The sum of squares corresponding to the model (the explained variance):

(SSModel = sum((lmXY$fitted.values - meanY)^2))

## [1] 6394.023

The residual sum of squares (the unexplained variance; I like to think of this as the random component of variance):

(SSresiduals = sum(lmXY$residuals^2))

## [1] 8393.444

The Anova identity is just the fact that the following two expressions give the same result:

SSTotal

## [1] 14787.47

SSresiduals + SSModel

## [1] 14787.47

The SSresiduals and SSModel constitute the Sum Sq column of the Anova table. The degrees of freedom in the first column are obtained as follows:

(k = ncol(data))

## [1] 2

(dfModel = k - 1)

## [1] 1

(dfResidual = n -2)

## [1] 28

Here \(k\) is the number of variables in the model.
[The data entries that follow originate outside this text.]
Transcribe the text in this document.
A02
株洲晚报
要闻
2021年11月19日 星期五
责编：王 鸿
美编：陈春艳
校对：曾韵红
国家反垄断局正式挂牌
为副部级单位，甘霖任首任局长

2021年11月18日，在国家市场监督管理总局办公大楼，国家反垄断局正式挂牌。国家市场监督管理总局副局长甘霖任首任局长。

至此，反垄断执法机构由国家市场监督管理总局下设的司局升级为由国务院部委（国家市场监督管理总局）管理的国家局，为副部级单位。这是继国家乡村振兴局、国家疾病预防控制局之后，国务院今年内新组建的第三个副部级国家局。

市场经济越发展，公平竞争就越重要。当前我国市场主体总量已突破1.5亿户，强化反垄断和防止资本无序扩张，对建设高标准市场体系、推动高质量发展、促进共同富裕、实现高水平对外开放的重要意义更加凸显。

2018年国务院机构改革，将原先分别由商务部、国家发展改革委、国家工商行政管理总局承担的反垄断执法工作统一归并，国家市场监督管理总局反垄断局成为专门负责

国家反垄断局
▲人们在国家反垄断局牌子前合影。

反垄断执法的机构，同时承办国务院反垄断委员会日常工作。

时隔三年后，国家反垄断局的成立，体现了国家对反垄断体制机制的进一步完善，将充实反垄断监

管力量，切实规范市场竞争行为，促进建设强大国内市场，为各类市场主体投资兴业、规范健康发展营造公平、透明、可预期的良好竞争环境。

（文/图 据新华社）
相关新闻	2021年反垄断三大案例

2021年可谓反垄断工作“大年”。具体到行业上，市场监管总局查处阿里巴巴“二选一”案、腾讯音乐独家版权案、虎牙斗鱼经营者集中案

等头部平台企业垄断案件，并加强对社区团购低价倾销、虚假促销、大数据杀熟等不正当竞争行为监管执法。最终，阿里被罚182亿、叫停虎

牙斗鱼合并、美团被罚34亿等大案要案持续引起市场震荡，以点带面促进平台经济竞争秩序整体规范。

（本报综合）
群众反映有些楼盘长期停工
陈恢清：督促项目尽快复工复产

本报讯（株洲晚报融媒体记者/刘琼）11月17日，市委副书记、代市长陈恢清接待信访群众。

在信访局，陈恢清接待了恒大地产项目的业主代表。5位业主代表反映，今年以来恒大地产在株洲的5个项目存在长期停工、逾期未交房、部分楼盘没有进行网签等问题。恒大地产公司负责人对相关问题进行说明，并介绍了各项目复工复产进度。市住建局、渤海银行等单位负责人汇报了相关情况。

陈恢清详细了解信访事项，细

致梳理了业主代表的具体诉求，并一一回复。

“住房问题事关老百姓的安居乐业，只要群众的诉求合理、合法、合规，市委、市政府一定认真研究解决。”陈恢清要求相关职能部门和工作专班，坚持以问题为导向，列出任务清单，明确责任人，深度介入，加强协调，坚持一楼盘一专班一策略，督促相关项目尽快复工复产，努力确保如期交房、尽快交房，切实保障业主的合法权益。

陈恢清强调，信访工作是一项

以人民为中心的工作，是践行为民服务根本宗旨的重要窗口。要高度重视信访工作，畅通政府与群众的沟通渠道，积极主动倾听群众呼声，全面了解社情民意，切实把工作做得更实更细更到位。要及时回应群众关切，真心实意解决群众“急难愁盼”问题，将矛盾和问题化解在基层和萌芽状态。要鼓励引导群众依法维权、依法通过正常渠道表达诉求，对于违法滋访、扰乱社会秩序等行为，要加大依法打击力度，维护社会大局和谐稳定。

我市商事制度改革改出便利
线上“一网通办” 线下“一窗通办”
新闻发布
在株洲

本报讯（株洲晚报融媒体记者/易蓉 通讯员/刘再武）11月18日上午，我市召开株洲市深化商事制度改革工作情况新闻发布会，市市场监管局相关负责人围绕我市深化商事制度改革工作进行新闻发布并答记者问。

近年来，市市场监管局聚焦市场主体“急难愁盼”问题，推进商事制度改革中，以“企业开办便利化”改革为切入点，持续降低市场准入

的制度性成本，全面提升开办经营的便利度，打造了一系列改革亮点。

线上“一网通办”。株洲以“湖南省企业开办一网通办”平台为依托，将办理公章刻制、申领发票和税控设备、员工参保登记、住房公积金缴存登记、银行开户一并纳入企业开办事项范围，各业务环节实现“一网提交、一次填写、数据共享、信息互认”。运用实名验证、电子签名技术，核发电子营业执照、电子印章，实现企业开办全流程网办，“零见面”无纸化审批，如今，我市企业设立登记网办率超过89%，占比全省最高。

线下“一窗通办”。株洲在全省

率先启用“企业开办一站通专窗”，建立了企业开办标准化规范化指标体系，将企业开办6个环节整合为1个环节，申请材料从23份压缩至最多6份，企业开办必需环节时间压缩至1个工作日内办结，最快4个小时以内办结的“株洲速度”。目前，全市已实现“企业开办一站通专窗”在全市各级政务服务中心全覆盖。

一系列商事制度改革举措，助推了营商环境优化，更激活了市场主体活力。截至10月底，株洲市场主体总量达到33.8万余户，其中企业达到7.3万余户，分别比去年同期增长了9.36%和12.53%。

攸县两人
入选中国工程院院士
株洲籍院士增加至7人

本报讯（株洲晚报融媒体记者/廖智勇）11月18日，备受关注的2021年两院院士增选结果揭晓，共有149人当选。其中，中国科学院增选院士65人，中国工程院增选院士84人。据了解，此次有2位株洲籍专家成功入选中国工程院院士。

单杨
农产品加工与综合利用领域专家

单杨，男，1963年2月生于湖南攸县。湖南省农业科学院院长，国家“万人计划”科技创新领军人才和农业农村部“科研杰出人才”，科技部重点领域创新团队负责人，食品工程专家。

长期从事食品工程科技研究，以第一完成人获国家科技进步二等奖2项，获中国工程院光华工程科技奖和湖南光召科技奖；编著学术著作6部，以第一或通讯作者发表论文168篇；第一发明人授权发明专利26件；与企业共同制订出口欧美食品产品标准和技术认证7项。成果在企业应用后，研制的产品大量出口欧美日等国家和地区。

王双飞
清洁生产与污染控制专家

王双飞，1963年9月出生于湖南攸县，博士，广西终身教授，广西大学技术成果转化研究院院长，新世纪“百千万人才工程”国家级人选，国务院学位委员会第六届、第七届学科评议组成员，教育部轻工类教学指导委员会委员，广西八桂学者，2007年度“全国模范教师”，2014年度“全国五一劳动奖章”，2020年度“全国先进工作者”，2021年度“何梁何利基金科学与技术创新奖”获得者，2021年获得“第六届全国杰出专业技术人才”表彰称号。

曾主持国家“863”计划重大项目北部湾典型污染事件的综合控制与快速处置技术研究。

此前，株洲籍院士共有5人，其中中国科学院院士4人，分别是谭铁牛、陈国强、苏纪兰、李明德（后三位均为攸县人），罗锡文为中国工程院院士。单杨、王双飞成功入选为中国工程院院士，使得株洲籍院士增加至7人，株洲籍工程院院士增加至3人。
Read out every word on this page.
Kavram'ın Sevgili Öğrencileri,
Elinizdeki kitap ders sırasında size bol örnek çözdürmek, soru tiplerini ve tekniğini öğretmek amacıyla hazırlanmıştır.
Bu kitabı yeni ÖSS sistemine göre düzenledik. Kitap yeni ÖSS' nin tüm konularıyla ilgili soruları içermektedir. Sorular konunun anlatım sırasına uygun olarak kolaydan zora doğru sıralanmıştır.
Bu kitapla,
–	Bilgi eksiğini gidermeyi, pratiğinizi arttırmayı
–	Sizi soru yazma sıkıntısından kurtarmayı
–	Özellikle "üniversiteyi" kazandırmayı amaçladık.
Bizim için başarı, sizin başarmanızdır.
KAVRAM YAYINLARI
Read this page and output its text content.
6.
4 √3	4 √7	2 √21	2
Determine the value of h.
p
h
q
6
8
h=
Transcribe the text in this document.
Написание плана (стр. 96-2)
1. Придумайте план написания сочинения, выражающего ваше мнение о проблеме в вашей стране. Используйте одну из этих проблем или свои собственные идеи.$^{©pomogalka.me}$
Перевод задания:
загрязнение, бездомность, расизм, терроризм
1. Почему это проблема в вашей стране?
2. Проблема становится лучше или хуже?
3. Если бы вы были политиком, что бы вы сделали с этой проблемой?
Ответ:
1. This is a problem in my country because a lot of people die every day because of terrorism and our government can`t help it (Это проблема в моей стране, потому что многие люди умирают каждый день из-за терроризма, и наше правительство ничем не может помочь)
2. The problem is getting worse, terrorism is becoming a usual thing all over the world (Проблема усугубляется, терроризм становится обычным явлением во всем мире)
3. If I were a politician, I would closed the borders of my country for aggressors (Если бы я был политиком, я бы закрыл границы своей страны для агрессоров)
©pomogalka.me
In the simpole regression model we are studying now this could be simply set to 1. But we will also be studying regression models with more predictor variables, that is with \(k>1\).

Now we can divide the sums of squares by the corresponding degrees of freedom to get the Mean Sq column:

(meanSSmodel = SSModel / dfModel)

## [1] 6394.023

(meanSSresidual = SSresiduals / (n - 2))

## [1] 299.7659

The quotient of the values in that column leads to the F-statistic:

(Fstatistic = meanSSmodel / meanSSresidual)

## [1] 21.33006

And from the \(F\)-statistic and the degrees of freedom we can compute a p-value:

(pValue = pf(Fstatistic, df1 = dfModel, df2 = dfResidual, lower.tail = FALSE))

## [1] 7.867263e-05

The value of the \(F\)-statistic is simply the square of the \(t\)-statistic:

(tStatistic = beta1 / sqrt(meanSSresidual / ((n-1) * var(data$x))))

##        x 
## 4.618447

tStatistic^2

##        x 
## 21.33006

---

Thanks for your attention!